Video systems work on a master/slave basis. If the source and display devices ran their own independent clocks, even extremely accurate ones, there would inevitably be drift — and every so often there would be a hiccough of some kind. So any video source sends not only the picture, but also timing information. The timing info is actually extremely basic: it’s simply the regularly repeated ‘retrace’ signals. The main one happens every 50th of a second (60th for NTSC) at the end of each full screen scan to display a field and is called the ‘Vertical Blanking Pulse’. The subsidiary one happens every 64 microseconds at the end of each scan line, and is called the ‘Horizontal Blanking Pulse’.
So, if your video player is running a bit fast or a bit slow, so long as it’s not so far off to cause everything to collapse in a heap, it will drive the display just fine.
Now the time display on your VCR doesn’t show elapsed real-time. As Rod suggests, it shows a time made up from counting those vertical blanking pulses. You can confirm this yourself. Take a brand new blank tape, put it into your VCR. Record something for a couple of minutes (broadcast TV will do). Stop the recording. Fast forward for a few seconds from the point at which you stopped. Record something for a couple of minutes. Stop again.

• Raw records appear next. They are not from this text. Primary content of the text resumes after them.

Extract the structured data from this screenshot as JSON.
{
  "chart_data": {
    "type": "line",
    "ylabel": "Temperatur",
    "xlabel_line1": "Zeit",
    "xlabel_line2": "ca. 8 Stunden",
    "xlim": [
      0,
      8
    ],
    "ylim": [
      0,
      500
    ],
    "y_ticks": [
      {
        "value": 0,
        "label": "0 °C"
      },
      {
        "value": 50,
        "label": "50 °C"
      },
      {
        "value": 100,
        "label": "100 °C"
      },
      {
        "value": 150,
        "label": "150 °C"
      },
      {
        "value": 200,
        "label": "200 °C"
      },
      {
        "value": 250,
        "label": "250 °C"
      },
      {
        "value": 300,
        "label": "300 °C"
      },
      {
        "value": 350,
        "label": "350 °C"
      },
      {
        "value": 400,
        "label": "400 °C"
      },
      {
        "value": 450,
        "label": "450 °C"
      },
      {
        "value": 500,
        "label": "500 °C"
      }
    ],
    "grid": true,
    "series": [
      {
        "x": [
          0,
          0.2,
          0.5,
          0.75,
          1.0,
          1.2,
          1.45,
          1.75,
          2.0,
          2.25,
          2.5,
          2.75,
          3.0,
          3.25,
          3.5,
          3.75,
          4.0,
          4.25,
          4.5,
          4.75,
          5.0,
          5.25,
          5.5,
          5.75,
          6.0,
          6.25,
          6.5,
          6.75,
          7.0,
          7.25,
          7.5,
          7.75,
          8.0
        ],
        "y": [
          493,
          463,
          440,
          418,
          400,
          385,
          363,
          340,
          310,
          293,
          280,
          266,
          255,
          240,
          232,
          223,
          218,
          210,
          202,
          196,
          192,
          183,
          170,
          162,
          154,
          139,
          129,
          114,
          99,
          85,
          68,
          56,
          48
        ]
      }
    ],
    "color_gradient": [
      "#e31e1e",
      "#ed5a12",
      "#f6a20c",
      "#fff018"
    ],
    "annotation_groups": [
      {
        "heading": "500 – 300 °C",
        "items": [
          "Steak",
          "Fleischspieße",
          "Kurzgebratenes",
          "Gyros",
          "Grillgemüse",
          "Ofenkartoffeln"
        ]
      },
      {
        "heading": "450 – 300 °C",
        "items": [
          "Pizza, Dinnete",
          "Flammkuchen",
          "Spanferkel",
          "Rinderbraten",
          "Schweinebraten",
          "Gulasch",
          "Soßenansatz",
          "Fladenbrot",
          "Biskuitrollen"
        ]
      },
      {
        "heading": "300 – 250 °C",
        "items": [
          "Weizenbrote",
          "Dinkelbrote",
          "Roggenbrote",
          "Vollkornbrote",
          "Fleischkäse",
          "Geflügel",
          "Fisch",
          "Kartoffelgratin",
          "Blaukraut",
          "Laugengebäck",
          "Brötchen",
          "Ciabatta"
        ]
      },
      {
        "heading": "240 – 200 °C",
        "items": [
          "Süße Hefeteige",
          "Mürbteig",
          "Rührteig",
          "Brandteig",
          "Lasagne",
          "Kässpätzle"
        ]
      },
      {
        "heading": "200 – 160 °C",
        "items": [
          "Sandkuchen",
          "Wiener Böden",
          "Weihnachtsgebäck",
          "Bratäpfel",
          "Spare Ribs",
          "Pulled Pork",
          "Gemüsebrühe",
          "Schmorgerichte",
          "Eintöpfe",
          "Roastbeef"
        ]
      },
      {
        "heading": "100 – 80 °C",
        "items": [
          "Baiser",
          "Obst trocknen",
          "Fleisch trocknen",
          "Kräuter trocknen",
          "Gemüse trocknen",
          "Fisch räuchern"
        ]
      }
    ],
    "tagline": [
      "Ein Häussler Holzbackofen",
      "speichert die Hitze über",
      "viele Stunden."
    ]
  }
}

Now, rewind the tape to the beginning and play it back. Watch the tape time display. It will increment in the usual way through the recording. But when it gets to the blank bit (that you fast forwarded over) it will stop incrementing. Then, when it gets to the next recording it will resume incrementing. There are no frames in the blank bit for it to count, which is why it stops.
The long and short of it is that the tape time display will show you the length of the movie based on its actual number of frames. But if you play back that movie in two different VCRs and time the results, they may be quite different to each other.
A ten second discrepancy isn’t that much really. Consider, 10 seconds out in a 90 minute movie is a time drift of less than 0.2%. Not bad for an inexpensive mass-produced consumer device.
(The two pictures show photos of a Cathode Ray Oscilliscope trace of the vertical and horizontal blanking pulses which I just took from a DVD player’s composite video output.)